C'est un signe
de force de reconnaître dans tout ce qui nous arrive non pas des marques de
notre destin, mais des signes de notre vocation. Mais c'est un signe de sagesse
d'apprendre à admirer chez autrui une vocation qui n'est pas la
nôtre, sans éprouver de souffrance à penser qu'elle mesure notre impuissance et
nos limites.
Toutes les vocations sont incomparables : elles expriment dans chaque
être sa propre raison d'être, c'est-à-dire sa relation avec l'absolu. Ce qui
suffira pour abolir entre [les êtres] la concurrence ou la jalousie et les
obliger à porter jusqu'au dernier point une activité dont ils ont la charge et
que nul ne pourrait accomplir à leur place.
L'individu et sa différence essentielle.
La perfection de nos relations avec un autre suppose que nous avons su
discerner la différence qui lui est propre, c'est-à-dire reconnu la vocation
qui lui appartient, et que, dans la mesure de nos forces, nous l'aidons à la
remplir.
Nous pouvons bien dire de
chaque homme qu'il est une idée, mais il faut ajouter qu'il n'est pas toujours
capable de la connaître, ni de la réaliser. Dès qu'il y parvient, une lumière
se fait en lui, un élan commence à l'animer, qui sont les marques mêmes de sa
vocation.
Nul ne sait rien de soi qui n'a pas atteint en soi un secret si profond
et si personnel que tous les êtres pourtant le rencontrent au fond d'eux-mêmes
comme s'il était le leur. Ainsi, par une sorte de paradoxe, ils ne communient
entre eux que dans le dernier point de la solitude et de l'intimité dont il
semble qu'il ne puisse jamais être manifesté, ni être violé. Dès qu'ils ont
besoin de témoignages, la communion cesse au profit de la communication qui ne
se produit que dans le monde des signes, c'est-à-dire des apparences. C'est là
où je suis présent à moi-même que je puis aussi vous devenir présent ; mais
c'est là aussi que l'apparence s'abolit et que l'expression défaille.

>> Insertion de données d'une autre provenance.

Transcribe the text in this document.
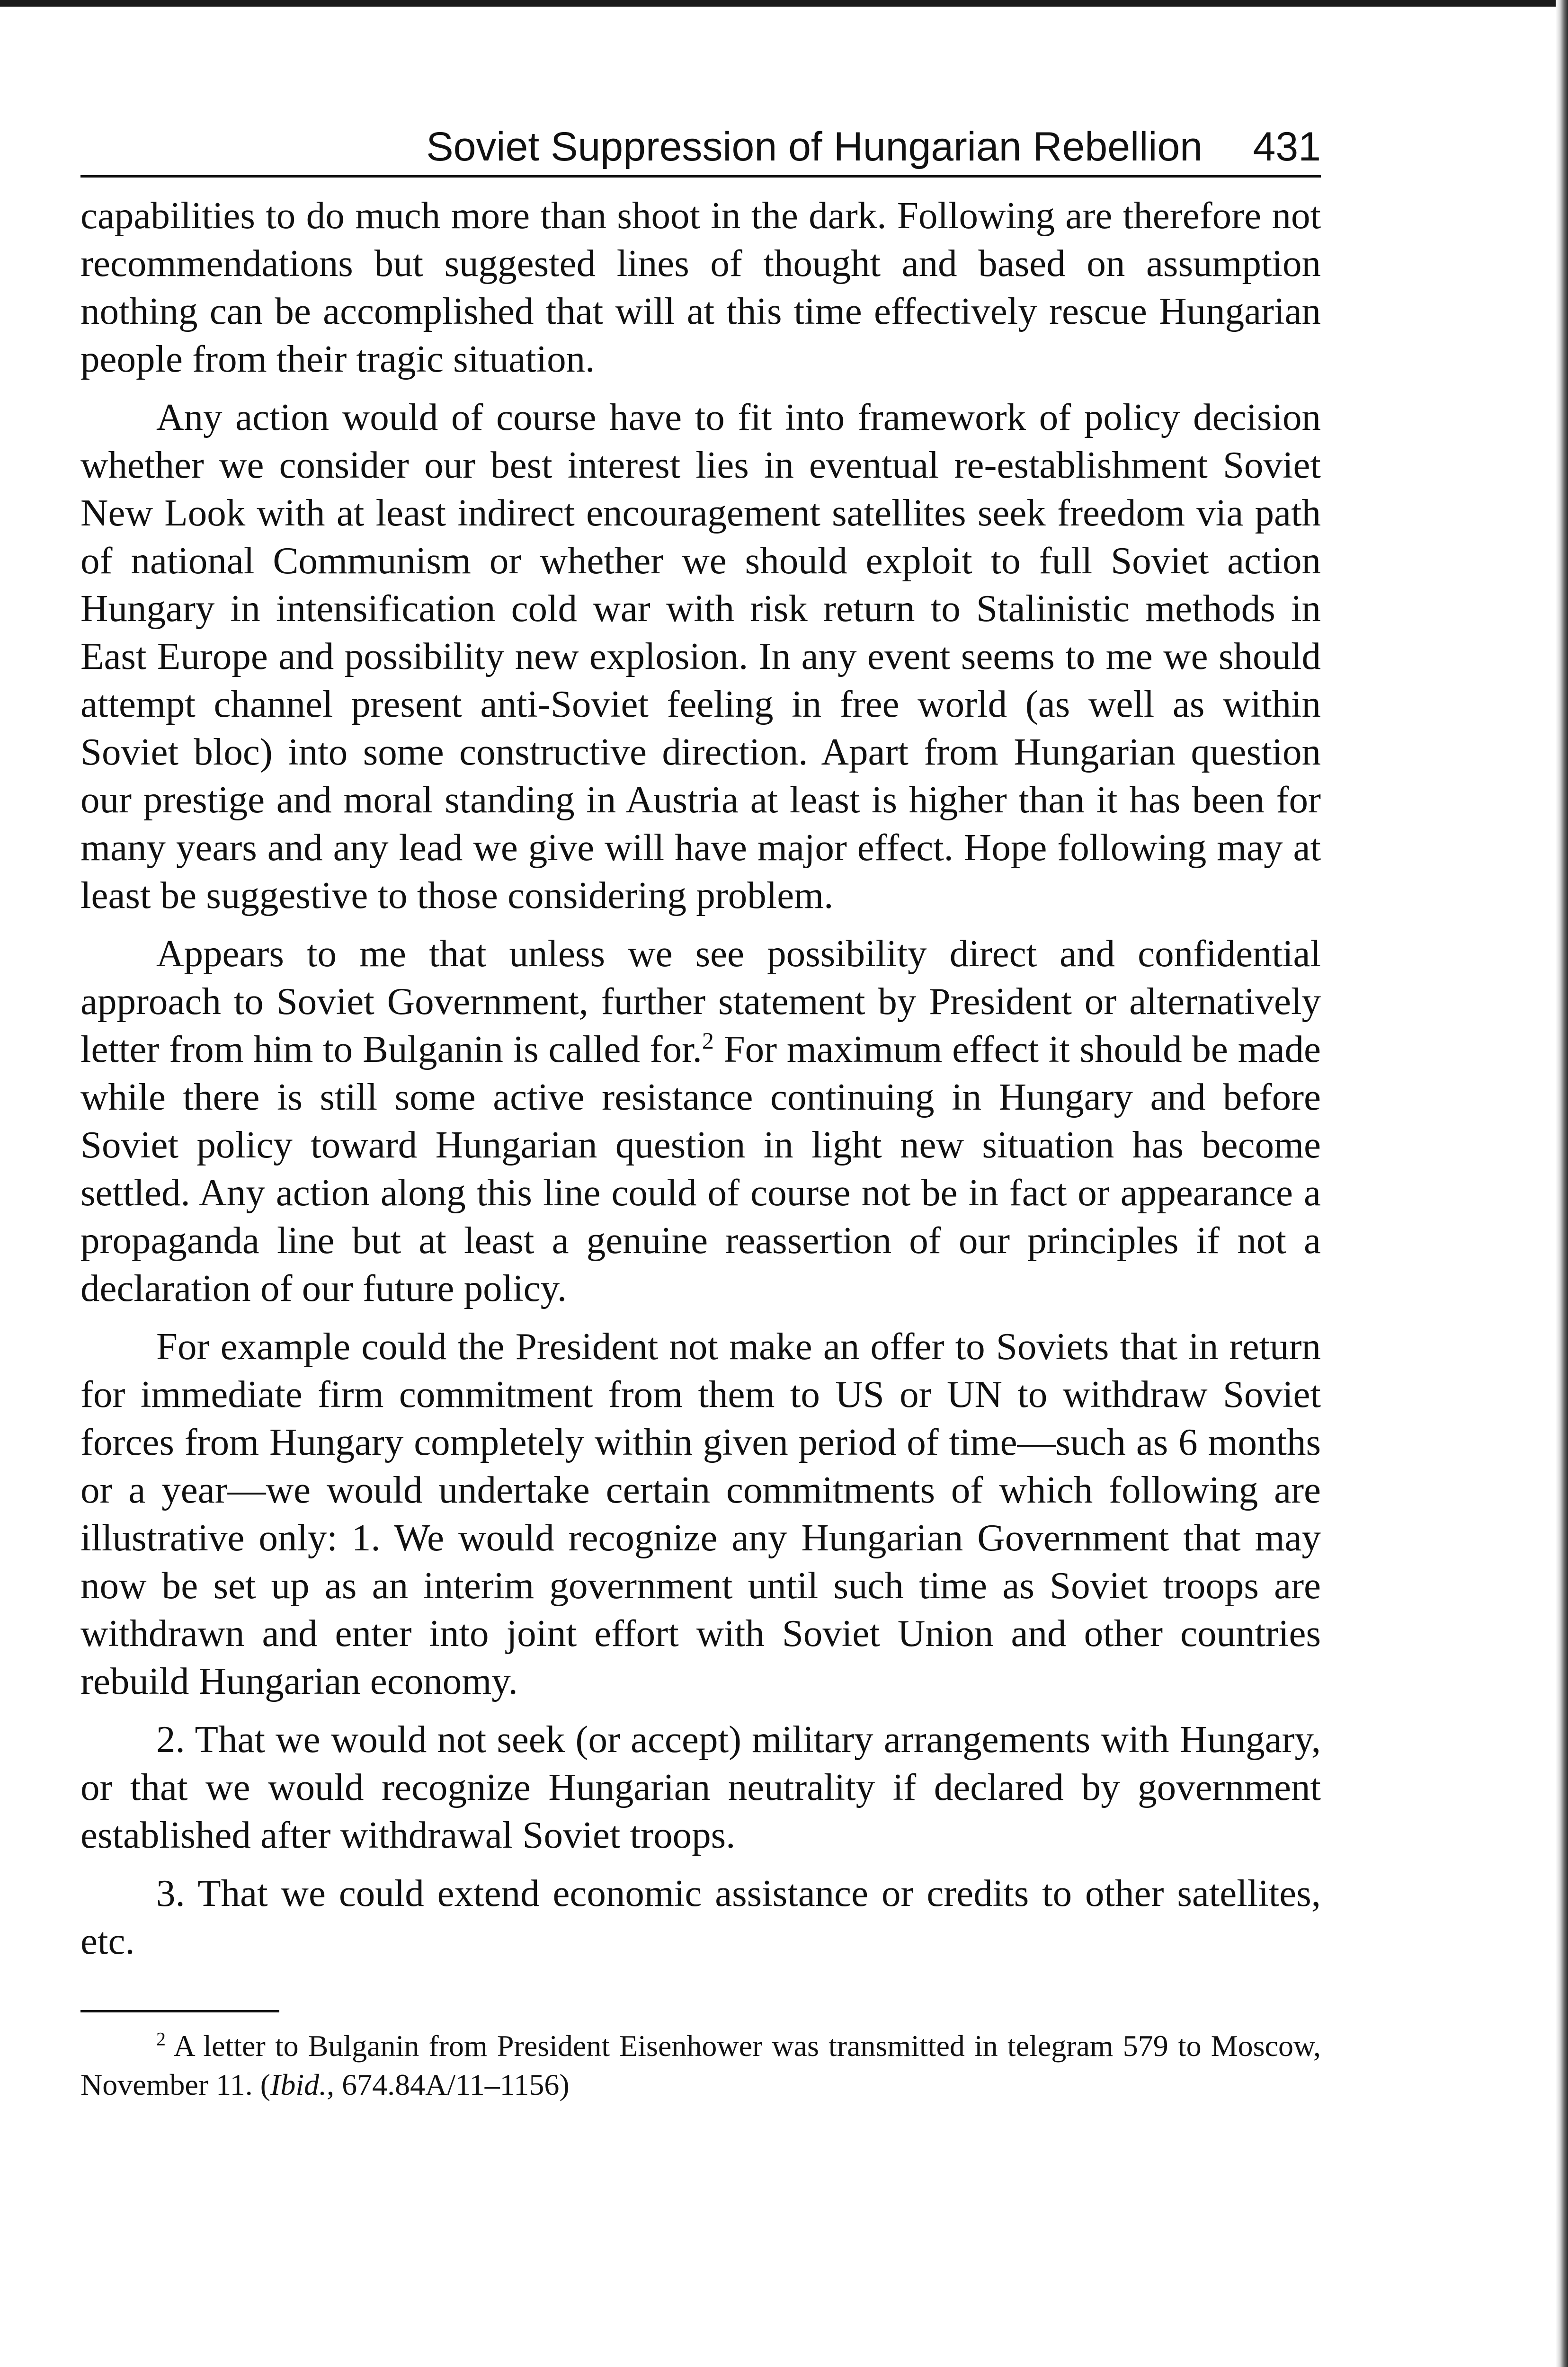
Soviet Suppression of Hungarian Rebellion 431

capabilities to do much more than shoot in the dark. Following are therefore not recommendations but suggested lines of thought and based on assumption nothing can be accomplished that will at this time effectively rescue Hungarian people from their tragic situation.

Any action would of course have to fit into framework of policy decision whether we consider our best interest lies in eventual re-establishment Soviet New Look with at least indirect encouragement satellites seek freedom via path of national Communism or whether we should exploit to full Soviet action Hungary in intensification cold war with risk return to Stalinistic methods in East Europe and possibility new explosion. In any event seems to me we should attempt channel present anti-Soviet feeling in free world (as well as within Soviet bloc) into some constructive direction. Apart from Hungarian question our prestige and moral standing in Austria at least is higher than it has been for many years and any lead we give will have major effect. Hope following may at least be suggestive to those considering problem.

Appears to me that unless we see possibility direct and confidential approach to Soviet Government, further statement by President or alternatively letter from him to Bulganin is called for.$^2$ For maximum effect it should be made while there is still some active resistance continuing in Hungary and before Soviet policy toward Hungarian question in light new situation has become settled. Any action along this line could of course not be in fact or appearance a propaganda line but at least a genuine reassertion of our principles if not a declaration of our future policy.

For example could the President not make an offer to Soviets that in return for immediate firm commitment from them to US or UN to withdraw Soviet forces from Hungary completely within given period of time—such as 6 months or a year—we would undertake certain commitments of which following are illustrative only: 1. We would recognize any Hungarian Government that may now be set up as an interim government until such time as Soviet troops are withdrawn and enter into joint effort with Soviet Union and other countries rebuild Hungarian economy.

2. That we would not seek (or accept) military arrangements with Hungary, or that we would recognize Hungarian neutrality if declared by government established after withdrawal Soviet troops.

3. That we could extend economic assistance or credits to other satellites, etc.

$^2$ A letter to Bulganin from President Eisenhower was transmitted in telegram 579 to Moscow, November 11. (Ibid., 674.84A/11–1156)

Le moi comme être possible. La
destinée consiste seulement à découvrir, à mettre en jeu et à actualiser ses
propres possibilités. Le moi interrogation sur lui-même, sur son essence.
Quelle folie de discuter si l'essence est avant ou
après. Elle est éternelle et selon le changement de perspective paraît être
avant ou après.
L'existence toujours donnée à transformer en acte.
Pourquoi l'existence ? Parce que sans elle l'essence ne serait pas
nôtre, c'est-à-dire faite par nous. L'existence nœud entre l'idée (possible) et
l'idée (possession).
Le propre de la parole, de la pensée et de l'action, c'est de nous
porter toujours un peu au-delà de ce que nous sommes afin de nous obliger à
réaliser ce que nous pouvons être. Et c'est pour cela qu'elles nous donnent
toujours de l'insécurité : car nul ne peut connaître absolument les puissances
qui sont en lui ni l'être qu'en les exerçant il va se donner.
La vocation, ou ce qui revient
au même, l'essence individuelle, c'est notre rapport avec le tout au point même
où il nous découvre comment sans nous il serait incapable de subsister.
Il y a dans chaque conscience un point d'émotion permanent rarement
atteint où se produit la rencontre de notre vocation et de l'événement. La
difficulté c'est d'amener chacune de nos pensées, chacune de nos actions en
contact avec lui.
Il faut que chaque être descende jusqu'à ce dernier réduit de
l'intimité où il découvre un goût et un désir de participer à l'être et à la
vie pour y réaliser une vocation qui ne peut être que la sienne.
La destinée spirituelle et non
événementielle (les événements ne sont que des moyens). L'événement qui absorbe
tout ou qui à la limite disparaît.
Une vérité éternelle que la vie a rendue mienne. Accomplissement
spirituel sous le regard de Dieu. Une destinée qui est semblable à une traînée
de lumière dans le Ciel de l'éternité.
La vocation et la sincérité intérieure ne font qu'un. Aller jusqu'au
bout de sa sincérité dans tous les cas, c'est aller jusqu'à l'absolu de la
grandeur (et de la simplicité), c'est découvrir sa volonté la plus profonde,
qui n'est qu'une expression de la volonté de Dieu sur nous.